11 Şubat 2011
Şöyle bir haber
yolluyorum:
Sivas'ta doğdu şatosu
oldu
Sivas doğumlu ünlü
ressam İsmail Acar, Fransa'nın Bordeaux kentinde; 250 dönüm arazi üzerine
kurulu bir şato aldı. Acar'ın amacı şatoyu butik otel yapmak!
Banu:
Suçum
Ankara’da doğmak mı?
Aslan:
Yüce
Engels buyurdu ki, “Orta sınıfın kaderi, sürekli kendini tekrarlayan yaşama
kesitleri ve hayatın her noktasına egemen olan yakınma duygusudur. Bağlı
oldukları sınıfsal yapı ve içinde oldukları ekonomik ilişki türü onları, vücudu
bir yerde, aklı ve hayali başka bir yerde bir yaşam biçimine mahkum
etmiştir”. Demek ki neymiş, heyhat diyerek yaşamaya devam ederken, sağlam
İngiliz ipinin satıldığı noktaları da öğrenmeye çalışacağız. Yok 2.bölge 3.sıra
banko diyorsan, o zaman sözüm yok diyecektim ama demiyorum, çünkü bu durumda
sen daha iyi bir noktaya mı gelirsin ondan da emin değilim.
Yok,
yok. Kaf Dağının ardında yaşayan VOB kuşunu avlamadan olmayacak bu iş.
Avlayınca, hepimizi kurtaracağım. Huzurlu olalım, mütebessim bakalım.
11 Şubat 2011
Ömer arkadaşımız emekli
oldu ve yarım bıraktığı Hukuk’a devam etmeye karar vererek İstanbul’a gitti.
Banu:
Sevgili
Ömer,
Sen
de pek hayırsız çıktın ha! Bi gittin, ilk zamanlar 1-2 telefon, 1-2 mail, eeee,
sonra? Bu kadar mı? Bu mudur yani? Onca yaşanmışlık (bababababa, lafa bak,
hastayım bu kelimeye) bu kadar mı çabuk unutuldu? Sen orada deniz kenarında
çıtır……çıtır cips yerkene, biz de burada ülkemiz için çalışıyor olmanın derin
hazzını çok derinde hissederek yaşamaya devam ediyoruz.

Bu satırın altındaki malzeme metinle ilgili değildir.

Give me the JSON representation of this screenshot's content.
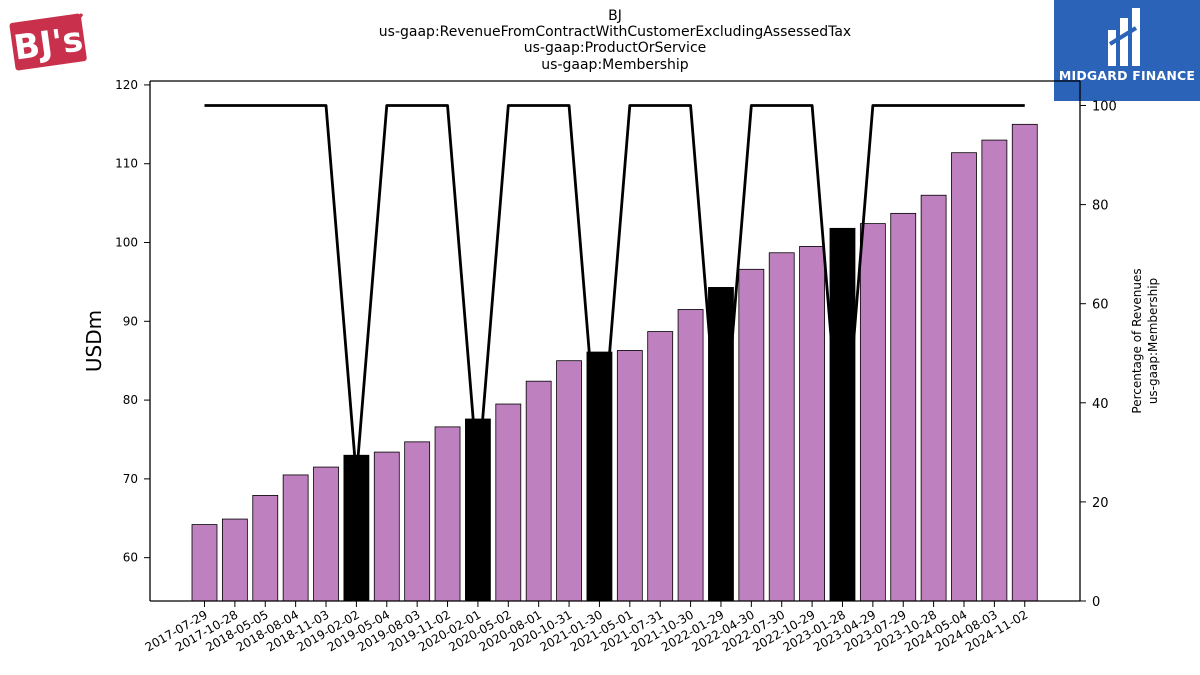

Ama sen de haklısın,
bizler küçük dünyalarının dışına çıkamayan zavallılarız, artık senin bizimlen
işin olmaz.
Demin
Aslan bana “Yüce Engels buyurdu ki, “Orta sınıfın kaderi, sürekli kendini
tekrarlayan yaşama kesitleri ve hayatın her noktasına egemen olan yakınma
duygusudur. Bağlı oldukları sınıfsal yapı ve içinde oldukları ekonomik ilişki
türü onları, vücudu bir yerde, aklı ve hayali başka bir yerde bir yaşam
biçimine mahkum etmiştir” diye yazıp yollamış, buyur yani, teselli mi ediyor,
yaraya tuz mu basıyor belli değil. Neyse, sen bu konulara çok uzaksın tabi,
senin en büyük derdinin, okul çıkışı direkt eve gitmekle, önce boğazda bi
turalamak arasında bi yerde olduğunu tahmin ediyorum.
Hadi
bakalım, belki bir gün bi yerde görüşürüz gene, kim bilir…
Hiç
olmazsa arada bir “yaşıyorum, iyiyim, sizden nefret ediyorum” gibi 2 satır bişi
yaz.
Bu
arada, sana laf ediyorum ama, burada, Ankara’da, Şirket sınırları içinde olup
hiç görüşemediğimiz arkadaşlarımız da var ya, neyse…
Aslan:
Bak
şurada notlandırma, iklimlendirme yapmak için bir ara yerime uğradım. Sitem
sitem yazılarını okuyorum. Suyun aşağı akışına, ağacın meyvaya durmasına, anne
gorilin yavrusunu (bakınız Borneo adaları) eğitmesine engel olamazsın. Bir
büyük akışın içindeyiz. İstesek de istemesek de, her şey zamanın tozlarıyla
sessizce örtülmek zorundadır çünkü.
Sözün
köz olduğu konulardır bunlar. Belki bu konu üzerine bir deneme yazabilirsin,
hem de hepimiz faydalanırız iç evrenindeki enerjiye dönüşmesi gereken
sıkıntıdan.
Anlatılacak
olan hepimizin hikayesi sonuçta.
15 Şubat 2011
Ömer:
banucuğum,
ekteki
fotoğrafı genç bir turist hanım çekti.....................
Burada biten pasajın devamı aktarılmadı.